Aluminum Oxide Ambergris Barium Carbonate Chaste T
| 證據等級: L5 | 預測適應症: 0 個 |
目錄
- Aluminum Oxide Ambergris Barium Carbonate Chaste T
- Multi-Ingredient Homeopathic Complex (20 Components): No TxGNN Predictions Available – Evaluation Cannot Proceed
Multi-Ingredient Homeopathic Complex (20 Components): No TxGNN Predictions Available – Evaluation Cannot Proceed
One-Sentence Summary
This Evidence Pack describes a 20-ingredient combination product containing homeopathic-class components such as Conium maculatum, Helleborus niger, Lycopodium clavatum, Cicuta virosa, and Sus scrofa cerebrum, among others. The product holds no market authorization in Taiwan or the United States, and the TxGNN pipeline did not generate any predicted new indications for this entry. Without a candidate disease target or an established original indication, a standard drug repurposing evaluation cannot be completed at this stage.
Quick Overview
| Item | Content |
|---|---|
| Original Indication | Not available |
| Predicted New Indication | No TxGNN predictions generated |
| TxGNN Prediction Score | N/A |
| Evidence Level | Unable to assess — no prediction generated |
| US Market Status | Not marketed |
| Number of NDAs | 0 |
| Recommended Decision | Hold |
Why No Prediction Was Generated
The ingredient string submitted to the pipeline consists of 20 chemically and botanically diverse substances:
Aluminum Oxide · Ambergris · Barium Carbonate · Chaste Tree Fruit · Cicuta virosa Root · Conium maculatum Flowering Top · Cupric Acetate · Dibasic Potassium Phosphate · Ginkgo · Helleborus niger Root · Lead · Lycopodium clavatum Spore · Phosphoric Acid · Picric Acid · Selenium · Semecarpus anacardium Juice · Silver Nitrate · Sus scrofa Cerebrum · Thiamine Hydrochloride · Zinc
This composition is characteristic of a homeopathic combination product, where each ingredient is typically present at highly diluted potency. The TxGNN knowledge graph is built on single-entity DrugBank nodes; a 20-component homeopathic mixture cannot be mapped to a single DrugBank ID, which is why the pipeline returned no candidate and no score.

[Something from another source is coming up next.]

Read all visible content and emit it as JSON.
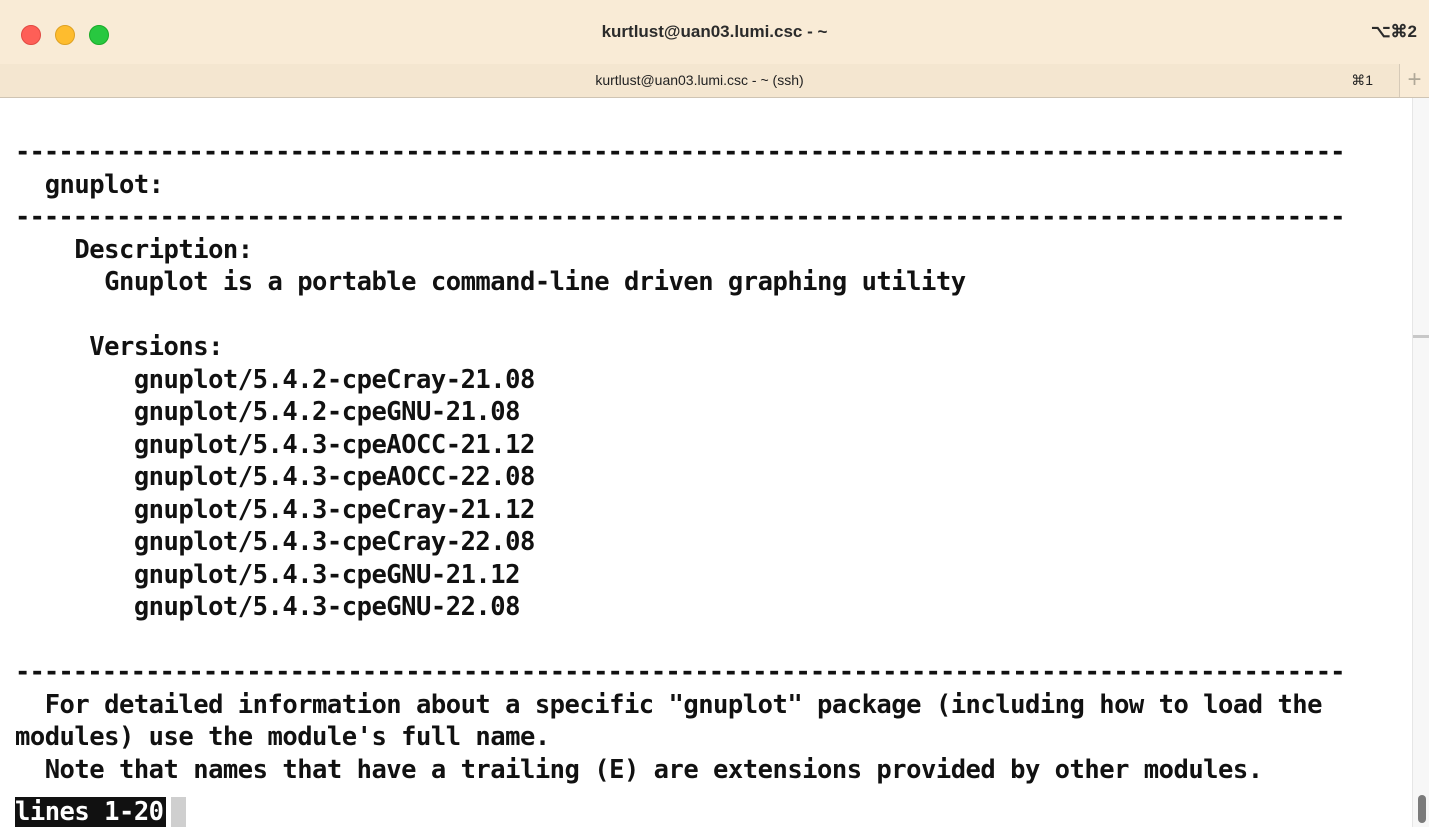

No mechanism of action data is available, and no original approved indication is registered in any regulatory database queried. As a result, the mechanistic reasoning section that would normally appear here cannot be written.
Clinical Trial Evidence
Currently no related clinical trials registered.
Literature Evidence
Currently no related literature available.
US Market Information
This product holds no US market authorization. No NDA records were retrieved.
Safety Considerations
Several ingredients in this combination carry intrinsic toxicological concern at non-homeopathic doses:
- Cicuta virosa (water hemlock) and Conium maculatum (poison hemlock) are acutely neurotoxic plants.
- Lead and Silver Nitrate are heavy metal/oxidizing agents with well-documented systemic toxicity.
- Picric Acid is a reactive compound with hepatotoxic and nephrotoxic potential.
Whether these risks are clinically relevant depends entirely on the actual potency (dilution level) of the finished product, which is not documented in this Evidence Pack. Please refer to the applicable package insert or product monograph for formulation-specific safety information before any clinical or regulatory assessment.
Conclusion and Next Steps
Decision: Hold
Rationale: The TxGNN pipeline could not process this entry as a single drug entity, resulting in zero predicted indications. Without a candidate disease target and without confirmed original approved indications, there is no basis on which to evaluate repurposing potential.
To proceed, the following is needed:
- Clarify the product identity — Determine whether this is a registered homeopathic product with a formal product name (e.g., an OTC homeopathic brand). Search FDA homeopathic drug registries or the HMDB for the combination.
- Identify the lead active ingredient — If the intent is repurposing analysis, select one pharmacologically active component (e.g., Ginkgo, Thiamine, or a specific mineral salt) and run TxGNN on that single entity.
- Obtain the original indication — Retrieve the approved or traditional indication from the product label or regulatory filing to establish the clinical starting point.
- Resolve MOA data gap — Query DrugBank for each individual ingredient to determine which components have documented mechanisms of action.
- Assess formulation potency — Confirm dilution levels for toxic ingredients (Conium, Cicuta, Lead, Silver Nitrate, Picric Acid) before any safety evaluation can be completed.
Disclaimer
This content is for research purposes only and does not constitute medical advice. Clinical validation is required before any clinical application.